Ninguém é 100% saudável. Ninguém sabe bem o que nos passa pela cabeça ou o que pode vir a passar. Não há emoções más, há simplesmente emoções, e é preciso olhar para elas e encará-las de frente – tratá-las se necessário. Sem medo, sem vergonha, até porque “é ok não estar ok”, confessa Ana Pinto Coelho, terapeuta e directora do Festival Mental. O festival que toca na ferida que muitos não gostam de ver aberta nem de falar sobre ela. Mas mais do que nunca é preciso normalizar a saúde mental.
Já vai na quarta edição e não perde de vista o objectivo de sempre: quebrar os estigmas e a falta de informação sobre a temática da saúde mental. Estreia-se este ano no Cinema São Jorge, e alarga a programação ao Espaço Atmosfera M Lisboa e à Fábrica Braço de Prata, de 30 de Setembro a 9 de Outubro.
Do que estava a ser planeado pré-pandemia para a edição deste ano, pouca coisa mudou além das lotações das salas. “Em momento nenhum quisemos entrar em stress, em paranóia sobre se faríamos ou não o festival. O segredo foi mesmo manter a calma no meio de um ambiente de instabilidade e insegurança”, explica Ana. “Quisemos ser uma espécie de bálsamo neste contexto”.
E esse bálsamo é, em grande parte, dar às pessoas uma ferramenta para se agarrarem ao mesmo tempo que pensam nas emoções, nos sentimentos e no seu estado mental. É uma ferramenta chamada cultura. “A cultura é a chave e a base para quebrar o estigma da saúde mental. Não há caras conhecidas que sejam um chamariz, não há um falso esforço de tornar isto comercial, porque todos nós somos a cara do Festival Mental, todos queremos ter saúde mental”, afirma.
O distanciamento do ser humano da Natureza e as consecutivas e inúmeras dependências que cria – álcool, Internet, medicamentos, drogas, consumismo – alimentam cada vez mais uma sociedade que “teima em não perceber que está doente e alienada”, diz. “As pessoas enchem as suas vidas com o trabalho e com outras coisas a que são obrigadas, estamos em piloto automático e a viver para a extinção porque desligamos tudo o que é realmente importante – nós não temos sequer tempo para pensar”.

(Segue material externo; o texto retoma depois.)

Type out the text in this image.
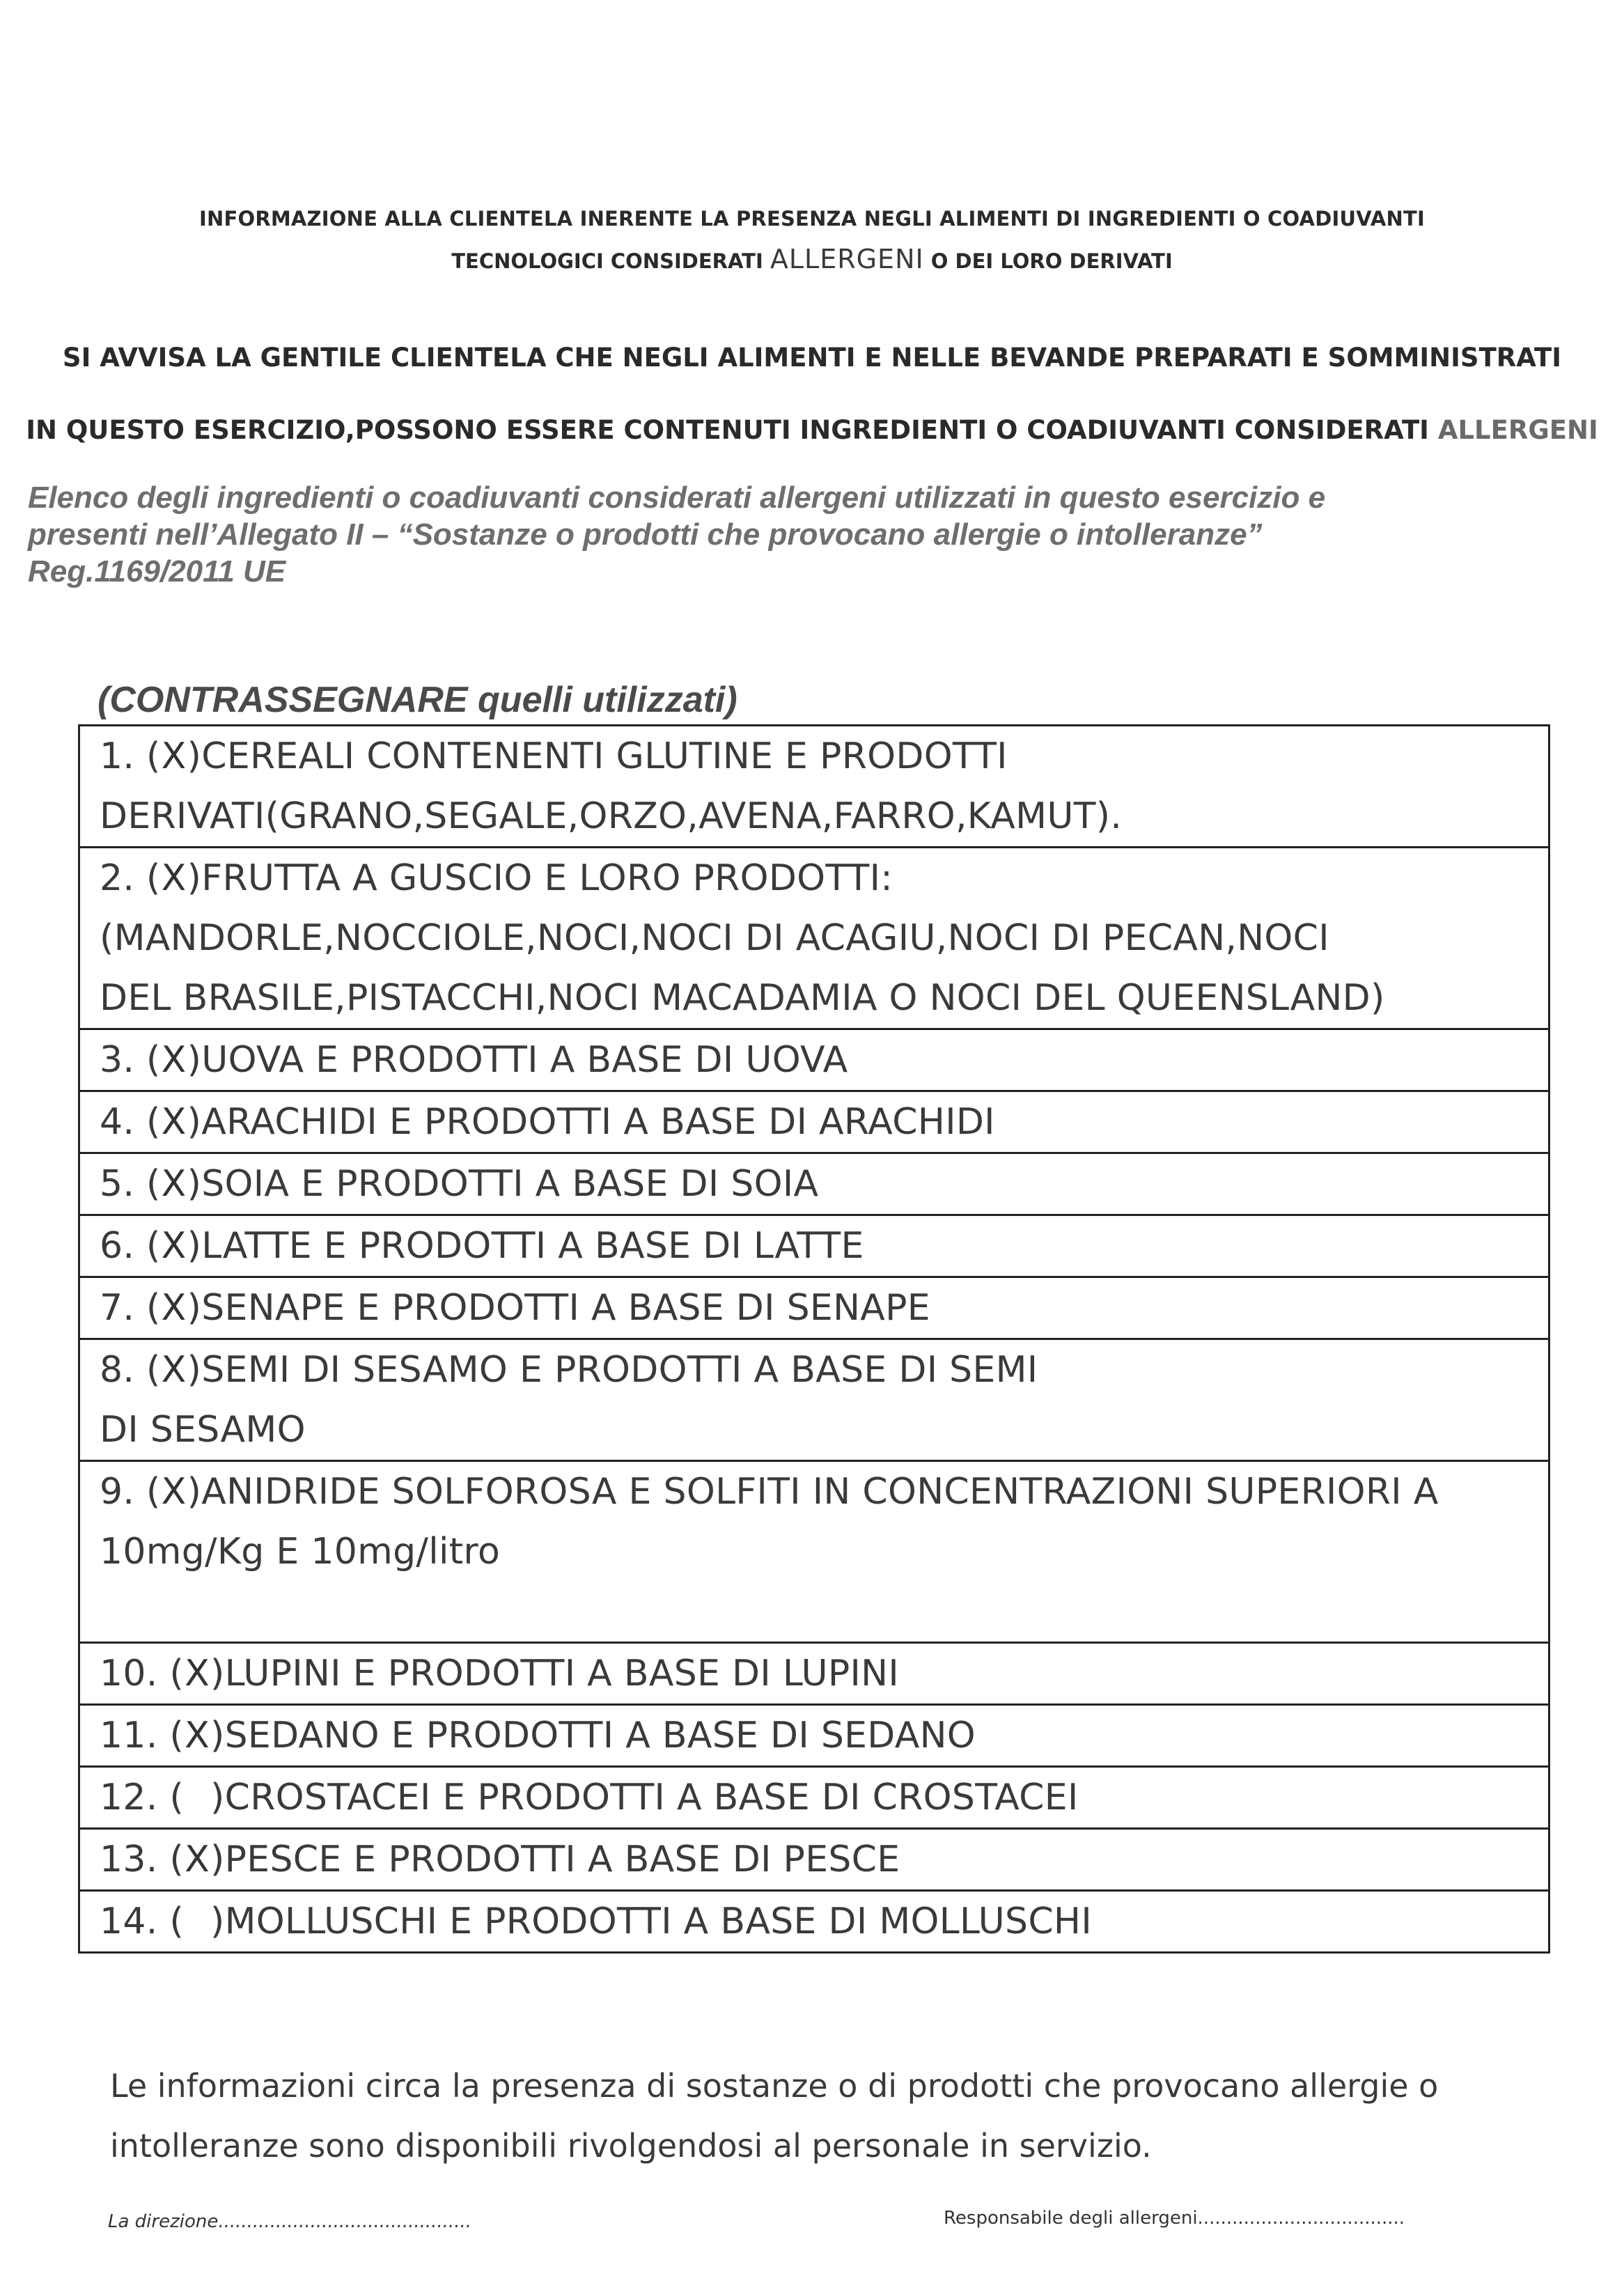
INFORMAZIONE ALLA CLIENTELA INERENTE LA PRESENZA NEGLI ALIMENTI DI INGREDIENTI O COADIUVANTI
TECNOLOGICI CONSIDERATI ALLERGENI O DEI LORO DERIVATI
SI AVVISA LA GENTILE CLIENTELA CHE NEGLI ALIMENTI E NELLE BEVANDE PREPARATI E SOMMINISTRATI
IN QUESTO ESERCIZIO,POSSONO ESSERE CONTENUTI INGREDIENTI O COADIUVANTI CONSIDERATI ALLERGENI
Elenco degli ingredienti o coadiuvanti considerati allergeni utilizzati in questo esercizio e
presenti nell’Allegato II – “Sostanze o prodotti che provocano allergie o intolleranze”
Reg.1169/2011 UE
(CONTRASSEGNARE quelli utilizzati)
1. (X)CEREALI CONTENENTI GLUTINE E PRODOTTI
DERIVATI(GRANO,SEGALE,ORZO,AVENA,FARRO,KAMUT).
2. (X)FRUTTA A GUSCIO E LORO PRODOTTI:
(MANDORLE,NOCCIOLE,NOCI,NOCI DI ACAGIU,NOCI DI PECAN,NOCI
DEL BRASILE,PISTACCHI,NOCI MACADAMIA O NOCI DEL QUEENSLAND)
3. (X)UOVA E PRODOTTI A BASE DI UOVA
4. (X)ARACHIDI E PRODOTTI A BASE DI ARACHIDI
5. (X)SOIA E PRODOTTI A BASE DI SOIA
6. (X)LATTE E PRODOTTI A BASE DI LATTE
7. (X)SENAPE E PRODOTTI A BASE DI SENAPE
8. (X)SEMI DI SESAMO E PRODOTTI A BASE DI SEMI
DI SESAMO
9. (X)ANIDRIDE SOLFOROSA E SOLFITI IN CONCENTRAZIONI SUPERIORI A
10mg/Kg E 10mg/litro

10. (X)LUPINI E PRODOTTI A BASE DI LUPINI
11. (X)SEDANO E PRODOTTI A BASE DI SEDANO
12. ( )CROSTACEI E PRODOTTI A BASE DI CROSTACEI
13. (X)PESCE E PRODOTTI A BASE DI PESCE
14. ( )MOLLUSCHI E PRODOTTI A BASE DI MOLLUSCHI
Le informazioni circa la presenza di sostanze o di prodotti che provocano allergie o
intolleranze sono disponibili rivolgendosi al personale in servizio.
La direzione............................................	Responsabile degli allergeni....................................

Para a terapeuta e directora do festival, o confinamento só veio trazer à tona problemas que muita gente tinha enterrados. Surge a necessidade de pensar nas causas de um problema que é esta pandemia, e não só nas consequências – é preciso o ser humano abrandar, é preciso a economia mudar, é preciso humanizar as pessoas.
“Os temas que vamos abordar nas M-Talks, a ansiedade e ecoansiedade, a toxicodependências e o stress pós-traumático já estavam pensados antes, mas com a pandemia continuam a fazer sentido”, explica. “A ecoansiedade, que sentem muitos jovens que estão a tentar fazer mudanças no que comem, no que compram e como vivem, é um problema grave pelo sentimento de impotência que resulta da resistência das outras gerações”.
A par das conversas, o Festival Mental tem também uma mostra de curtas-metragens, a M-Cinema, que toca em vários temas sensíveis da saúde mental como o transtorno por défice de natureza ou a imagem pré-concebida de que o homem não chora. “O ser humano entra num ciclo vicioso desde que nasce até que morre em que o sentido da vida é estudar, ter emprego, ser bem sucedido. Ninguém pergunta quem é que tu és, perguntam o que é tu fazes”, refere. “Estamos no declínio da saúde mental, estamos divorciados de nós próprios”.
O Festival Mental começou a actuar sobre o público ainda em Março, e desde o início do confinamento foi partilhando conversas com figuras da equipa e outras mais conhecidas do grande público para partilharem sugestões culturais – o que estavam a ler, ver e ouvir na quarentena – que ajudassem a manter o equilíbrio da saúde mental de cada um. As conversas, que vão ter continuidade ao vivo no festival, estão disponíveis no canal de YouTube.
E se o problema existe, ele também pode ser prevenido. Ana defende que a prevenção começa nas crianças, daí o festival incluir também uma vertente dedicada aos mais novos, o Mental Júnior. “Temos de apostar na prevenção da saúde mental, é preciso que as crianças percebam que ter emoções é ok. Não tem problema chorar mesmo sendo um rapazinho, que são ideias completamente erradas que se incutem aos miúdos”, explica. “Significa assim que ‘chorar que nem uma menina’ é um insulto completo, não podemos dizer isso a ninguém, é preciso normalizar as emoções”.
“No dia em que encararmos a saúde mental como encaramos a saúde física está tudo resolvido. Até lá, peçam ajuda”.